When I was heading back to the parking lot the second time, I was approached AGAIN by yet another shady guy. He wanted my advice on whether he owed somebody money. This was a new one: I wasn't sure how he was going to turn this into a plea for me to give him money. He had supposedly been playing blackjack, and somebody had given him $4 and asked him to bet it for him. He won the hand. Does he now owe the guy $8 or only $4? To his chagrin, I informed him that it sounded like he owed $8. To my surprise, he left without asking me for money.
Do I really look so much like a sucker that con artists (if you can call them that) will persist in trying to get me to give them money even after I've pointedly turned them down? Wouldn't it be more worth their time to move on to one of the dozens of other people in the areas outside the casino? Well, the situation was rather anomalous, so I guess there's no real reason to think there's something about me that caused it.
Oh, and the Helmet Man has been hanging around again, too.
3 comments:
I made it into your blog!!
I think one of the tricks in the advanced pan-handling handbag is to be in your face long enough and persistently enough that you're willing to give them a few bucks just so they will leave you alone. It is strange that he came back at you later with the blackjack question. Maybe after initially engaging you, he recognized you and decided that an extended exchange with such a tightwad was not worth his time or effort and disengaged. Also interesting is that he hit you up for $37 the first time and then it seemed he was going to ask for $8 the next time. Did you take off your tux when you went back into the casino?

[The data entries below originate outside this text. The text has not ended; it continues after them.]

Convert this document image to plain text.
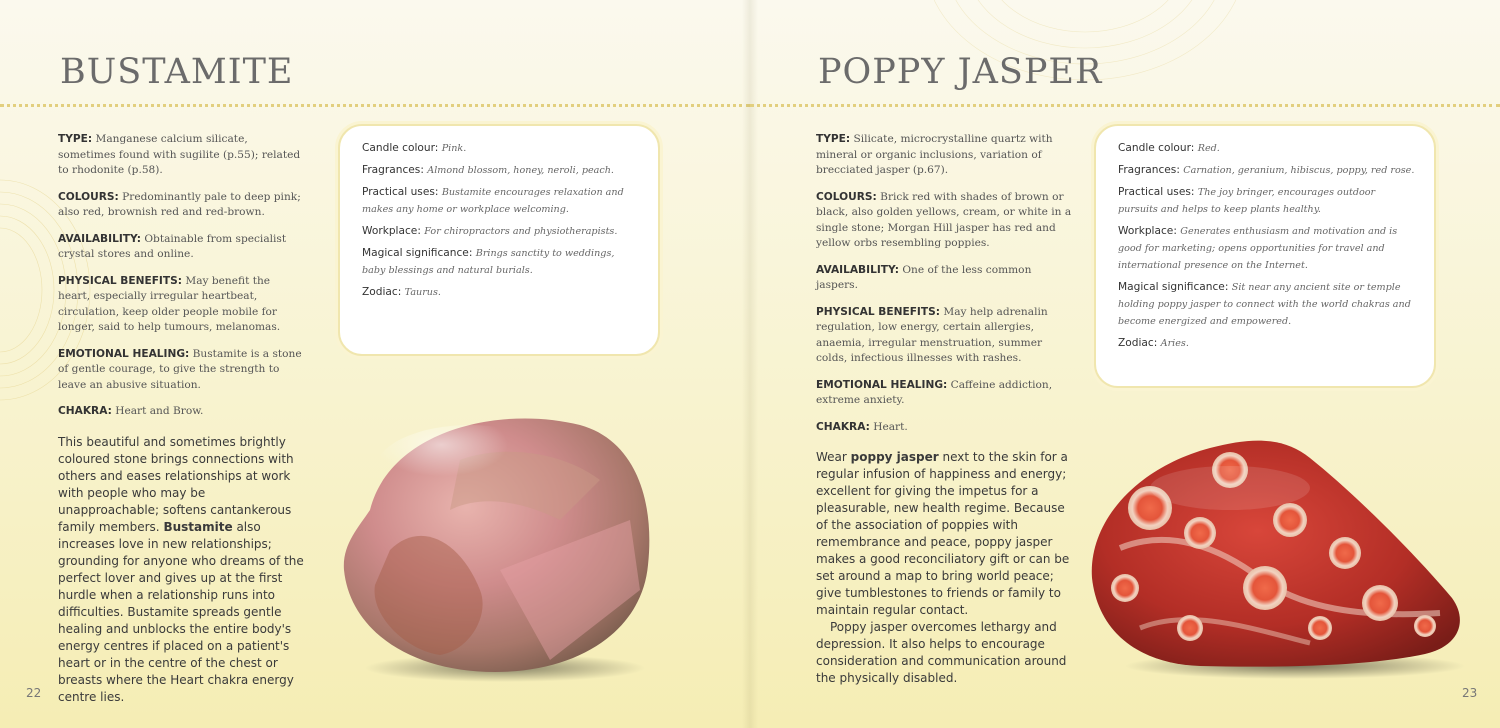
BUSTAMITE

TYPE: Manganese calcium silicate, sometimes found with sugilite (p.55); related to rhodonite (p.58).

COLOURS: Predominantly pale to deep pink; also red, brownish red and red-brown.

AVAILABILITY: Obtainable from specialist crystal stores and online.

PHYSICAL BENEFITS: May benefit the heart, especially irregular heartbeat, circulation, keep older people mobile for longer, said to help tumours, melanomas.

EMOTIONAL HEALING: Bustamite is a stone of gentle courage, to give the strength to leave an abusive situation.

CHAKRA: Heart and Brow.

This beautiful and sometimes brightly coloured stone brings connections with others and eases relationships at work with people who may be unapproachable; softens cantankerous family members. Bustamite also increases love in new relationships; grounding for anyone who dreams of the perfect lover and gives up at the first hurdle when a relationship runs into difficulties. Bustamite spreads gentle healing and unblocks the entire body's energy centres if placed on a patient's heart or in the centre of the chest or breasts where the Heart chakra energy centre lies.

Candle colour: Pink.

Fragrances: Almond blossom, honey, neroli, peach.

Practical uses: Bustamite encourages relaxation and makes any home or workplace welcoming.

Workplace: For chiropractors and physiotherapists.

Magical significance: Brings sanctity to weddings, baby blessings and natural burials.

Zodiac: Taurus.

22
POPPY JASPER

TYPE: Silicate, microcrystalline quartz with mineral or organic inclusions, variation of brecciated jasper (p.67).

COLOURS: Brick red with shades of brown or black, also golden yellows, cream, or white in a single stone; Morgan Hill jasper has red and yellow orbs resembling poppies.

AVAILABILITY: One of the less common jaspers.

PHYSICAL BENEFITS: May help adrenalin regulation, low energy, certain allergies, anaemia, irregular menstruation, summer colds, infectious illnesses with rashes.

EMOTIONAL HEALING: Caffeine addiction, extreme anxiety.

CHAKRA: Heart.

Wear poppy jasper next to the skin for a regular infusion of happiness and energy; excellent for giving the impetus for a pleasurable, new health regime. Because of the association of poppies with remembrance and peace, poppy jasper makes a good reconciliatory gift or can be set around a map to bring world peace; give tumblestones to friends or family to maintain regular contact.

Poppy jasper overcomes lethargy and depression. It also helps to encourage consideration and communication around the physically disabled.

Candle colour: Red.

Fragrances: Carnation, geranium, hibiscus, poppy, red rose.

Practical uses: The joy bringer, encourages outdoor pursuits and helps to keep plants healthy.

Workplace: Generates enthusiasm and motivation and is good for marketing; opens opportunities for travel and international presence on the Internet.

Magical significance: Sit near any ancient site or temple holding poppy jasper to connect with the world chakras and become energized and empowered.

Zodiac: Aries.

23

They were three different guys: the blackjack guy was not the same as the one who followed me to the parking lot.
I think you're probably right that the ridiculous persistence must pay off for them sometimes.
Its not you, Hollywood Park is just a shady place. I remember once after a late night session I was walking towards the bathroom when this guy coming the other way yelled out "Hey Mike!" (my name is Craig) When I looked up the guy said "Oh sorry you look just like this guy Mike." I nodded and continued into the bathroom, where he followed me. As I was washing my hands he said "haven't I seen you at the $500 NL game?" Since my mother did not raise any fools, I scoffed and said, "hell no, I play $2/$4!" (I think I had actually come from the 200 NL). "Oh, blackjack's my game," he said. He then followed me out to the valet! "Can you give me a ride? I just need to get to(wherever)." "Sorry, I'm going the other way," I said, got into my car and left.
These days I make it a point to valet if I think I'm going to be in Hollywood Park after dark.